In Visual C++ version 4.0, you can now dynamically link your DLL to the shared MFC DLL. To build this type of regular DLL, do NOT define the _USRDLL preprocessor symbol when building your DLL. (If the _USRDLL preprocessor symbol is defined in your DLL compile line, you will obtain a static link to the MFC libraries.) Instead, define the _AFXDLL preprocessor system when building your DLL to get dynamic linking. (AppWizard takes care of defining these symbols for you.)

If your regular DLL is dynamically linked to the shared MFC DLL, functions in your DLL can be called by any Win32 application, as well as by programs that also use MFC.

The MFC libraries needed to build this type of DLL follow the naming convention described in the article titled "DLLs: Naming Conventions" (MSDN Library, Product Documentation, Languages, VC++ 4.2, VC++ Books, MFC 4.2, Programming with MFC Encyclopedia, Dynamic-Link Libraries).

If you are building a C++ extension to MFC and want to put it in a DLL, you must create an extension DLL.

Building an Extension DLL

Use AppWizard to create a starting point for an extension DLL. In MFC AppWizard (DLL) Step 1 of 1, select "MFC Extension DLL (Using Shared MFC DLL)."

Before version 4.0 of MFC, this type of DLL was called an AFXDLL. AFXDLL refers to an _AFXDLL preprocessor symbol that is defined when building the DLL.

If your extension DLL is dynamically linked to the shared MFC DLL, functions in your DLL can only be called by MFC applications that also dynamically link to MFC. By dynamically linking to the AFXDLL, your DLL can derive new custom classes from MFC in the shared DLL, and then offer this extended version of MFC to applications that call your DLL.

The import libraries for the shared version of MFC are named according to the convention described in the article titled "DLLs: Naming Conventions." Visual C++ supplies prebuilt versions of the MFC DLLs, plus a number of non-MFC DLLs that you can use and distribute with your applications.

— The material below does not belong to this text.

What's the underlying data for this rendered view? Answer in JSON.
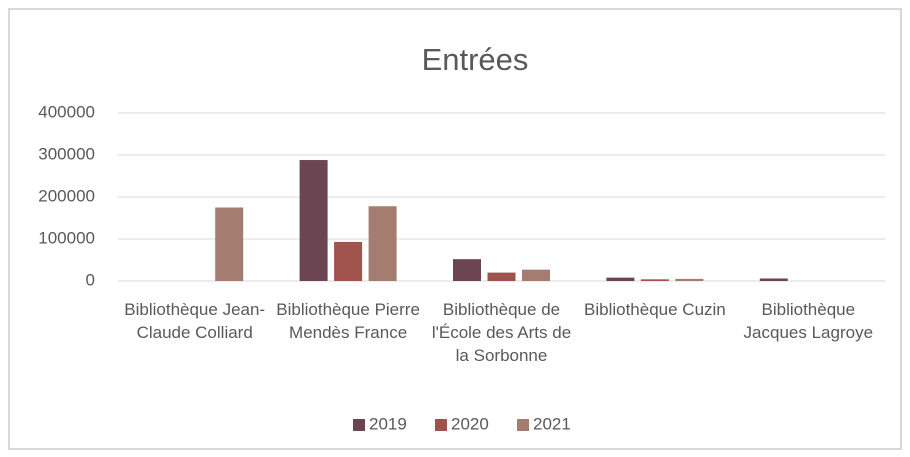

These are documented in REDISTRB.WRI, which is found in the \REDIST directory on the Visual C++ CD-ROM.

Note   In Visual C++ version 4.0, the term "USRDLL" is obsolete. In earlier versions, USRDLL described DLLs that use MFC internally, but typically export functions using the standard "C" interface. USRDLLs could be used by either MFC or non-MFC applications. In version 4.0, such DLLs are called "regular DLLs." Regular DLLs, statically linked to MFC, have the same characteristics as the former USRDLLs.